Le Liban est entré dans l’inconnu. Pendant des mois, le pays du Cèdre a redouté de devenir la victime collatérale des massacres du 7 octobre. Et après un an de tirs échangés entre militants du Hezbollah et soldats israéliens, causant le déplacement de dizaines de milliers d’habitants de part et d’autre de la frontière, la guerre a pris une tournure beaucoup plus dramatique. Depuis le 23 septembre, Tsahal a lancé une campagne de bombardements massifs contre les places fortes du Hezbollah, causant plus de 2 000 morts, dont le chef de la milice chiite, Hassan Nasrallah. Opération militaire poursuivie, dans la nuit du 30 septembre au 1er octobre, par une invasion terrestre en vue de détruire les infrastructures du mouvement armé par l’Iran, au risque de toucher les soldats de l’armée libanaise et les troupes de la Force armée des Nations unies au Liban.
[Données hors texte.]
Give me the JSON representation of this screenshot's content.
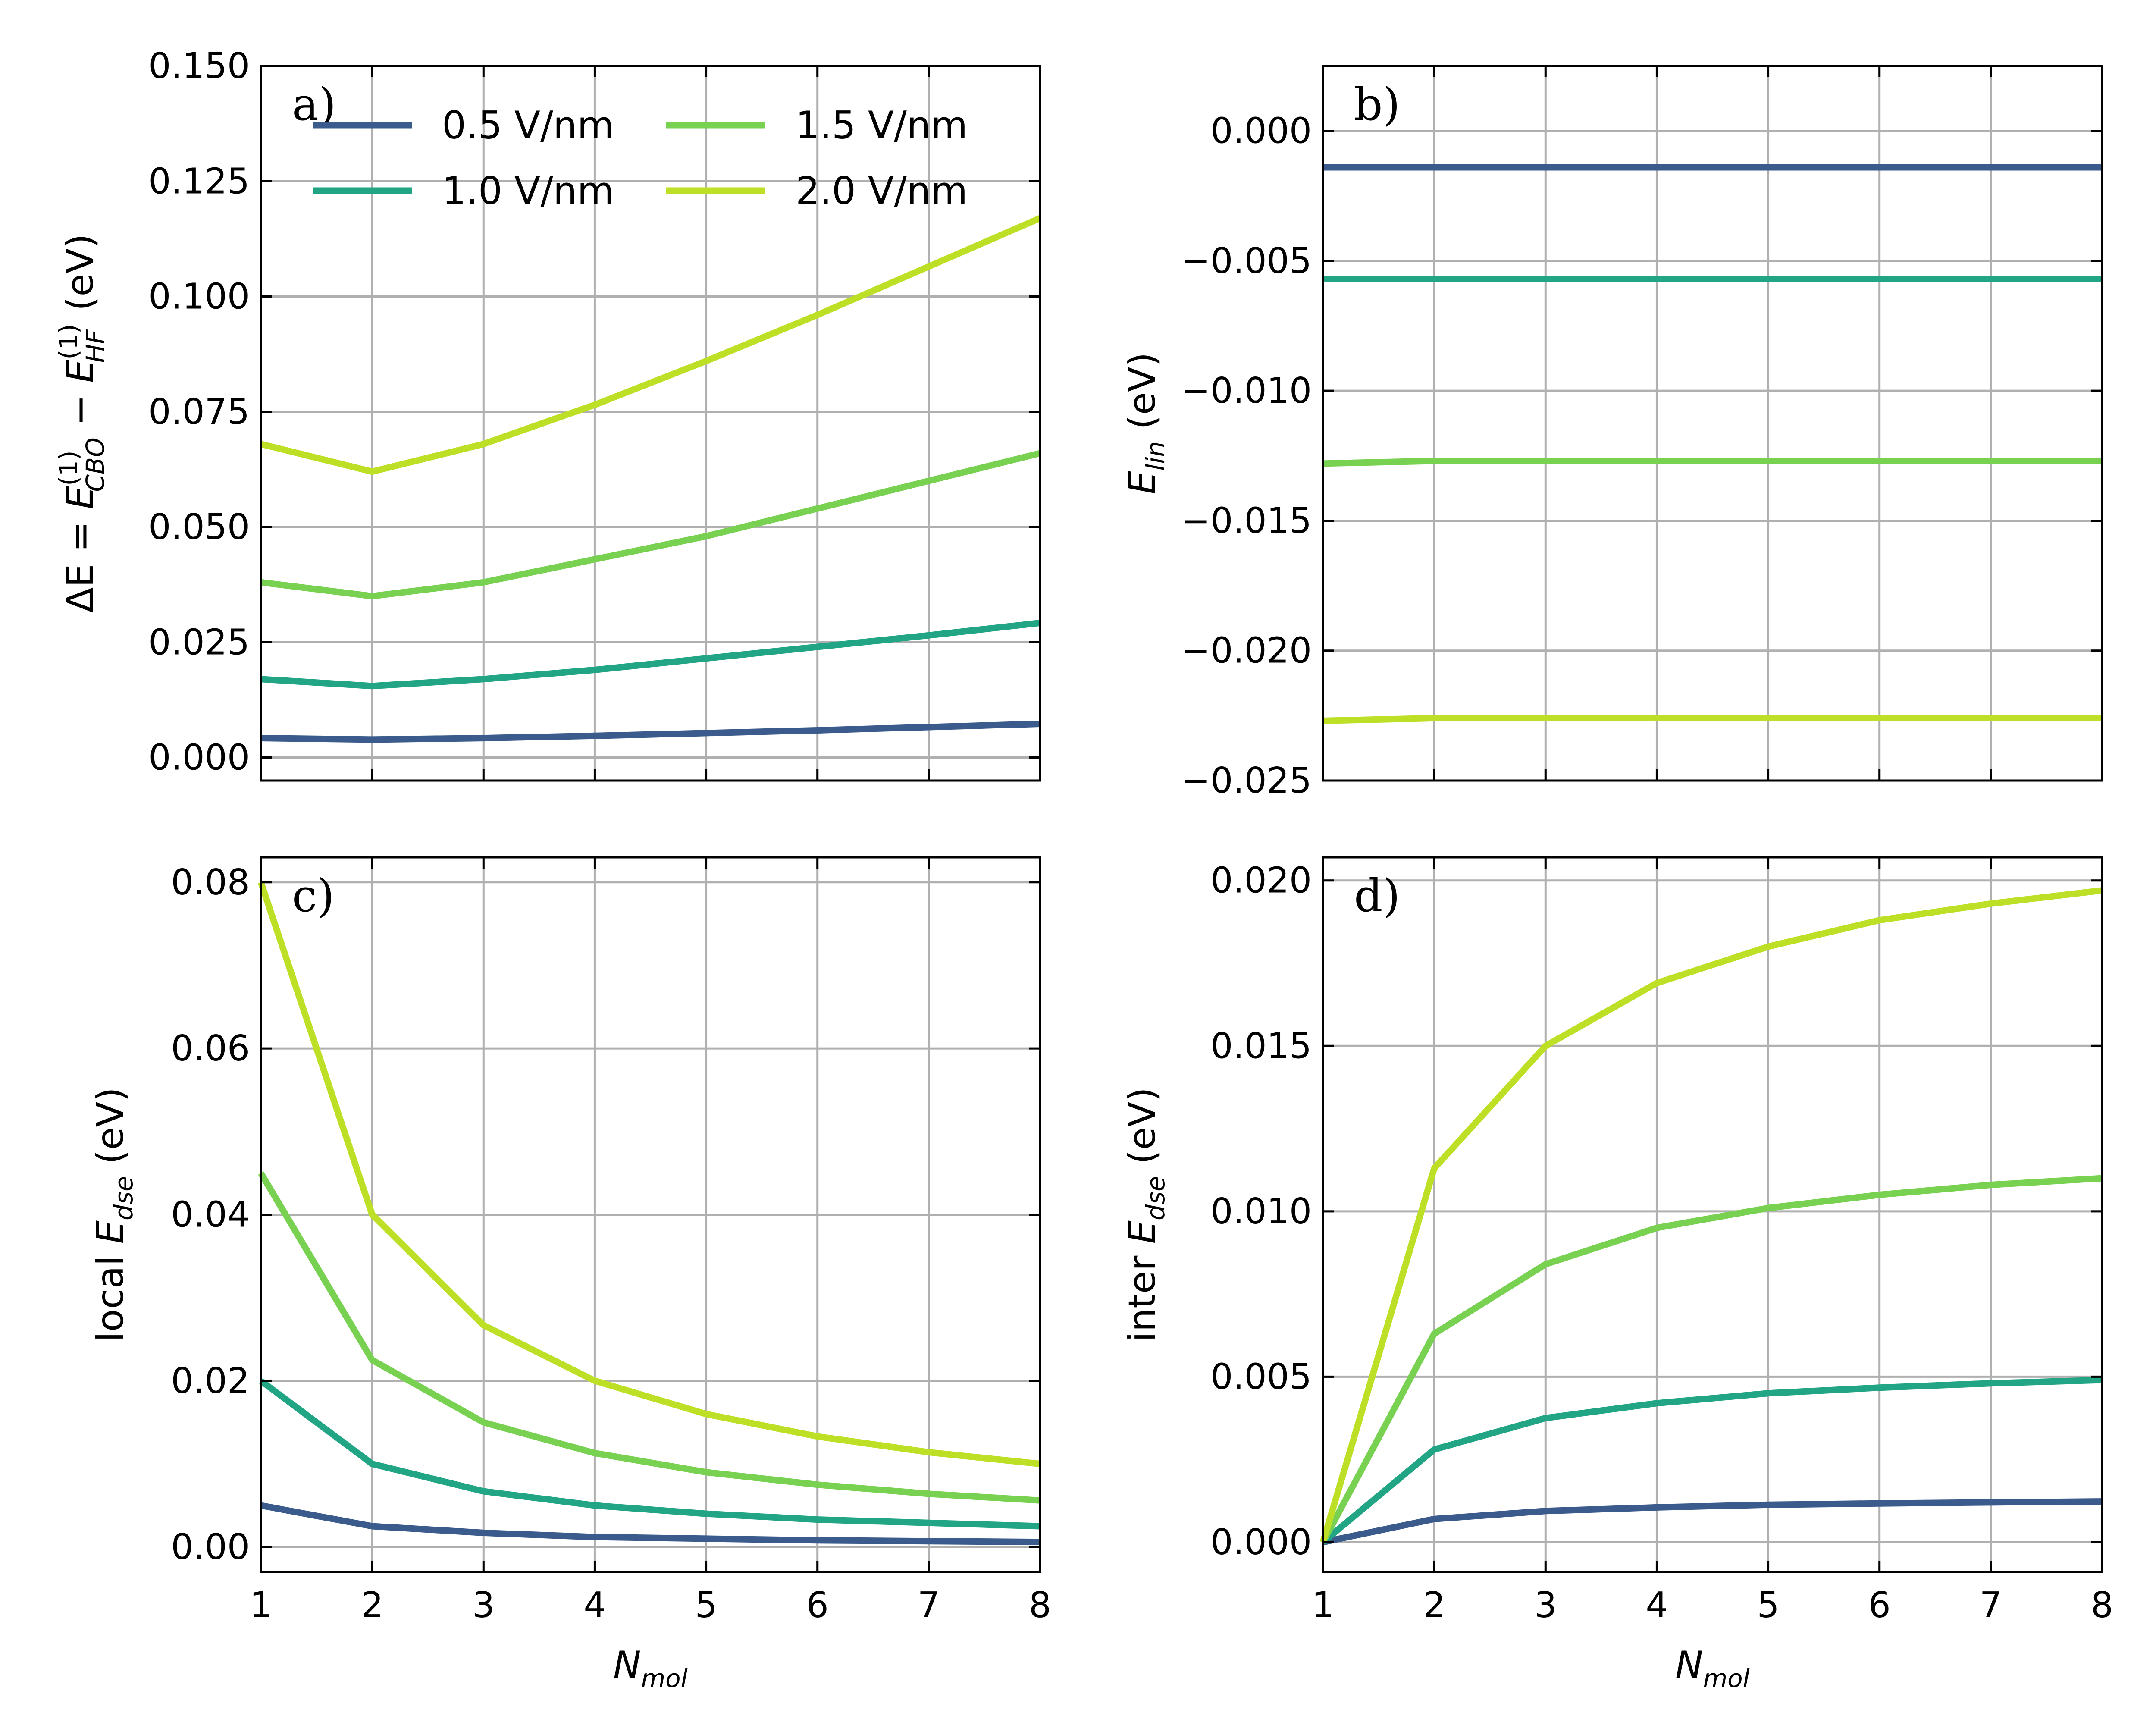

Le premier bilan de ces six semaines d’offensive est effroyable : de Beyrouth à Baalbeck, c’est la dévastation qui règne dans ce pays grand comme la Gironde. Les pertes humaines sont d’ores et déjà plus lourdes que lors de la guerre de 2006. Quant au nombre de déplacés, il surpasse celui de la guerre de 1982, notamment dans le sud du Liban, rendu quasi inhabitable, où la population peut s’estimer la cible d’une punition collective. Côté israélien, les objectifs de guerre sont clairs : assurer la sécurité de ses habitants du nord, en éradiquant les capacités de nuisance du Hezbollah. Est-ce réaliste ? Cela reste à prouver, comme le montre la résilience du Hamas à Gaza. Surtout, c’est l’ensemble du Liban qui se trouve victime d’une guerre par procuration entre Israël et l’Iran. Dans ce pays déjà épuisé par la kleptocratie, les difficultés économiques et les tensions confessionnelles, le conflit actuel mène au bord du précipice, celui d’un effondrement de l’État qui réveillerait les fantômes de la guerre civile.
Comment en sommes-nous arrivés là ? Pourquoi le Liban, naguère la perle du Proche-Orient, phare culturel et prospère, est-il devenu l’otage malheureux de ses belliqueux voisins ? « Si vous avez compris quelque chose au Liban, c’est qu’on vous l’a mal expliqué », veut une célèbre formule souvent utilisée par l’historien Henry Laurens. Ce numéro du 1 hebdo va pourtant tenter de relever le gant, pour vous raconter l’aventure d’un pays millénaire, grâce au récit proposé par Robert Solé ou à l’entretien donné par Dominique Eddé. Et offrir quelques clés pour appréhender la mosaïque libanaise, exemple fragile et unique d’une tentative de coexistence dans la région.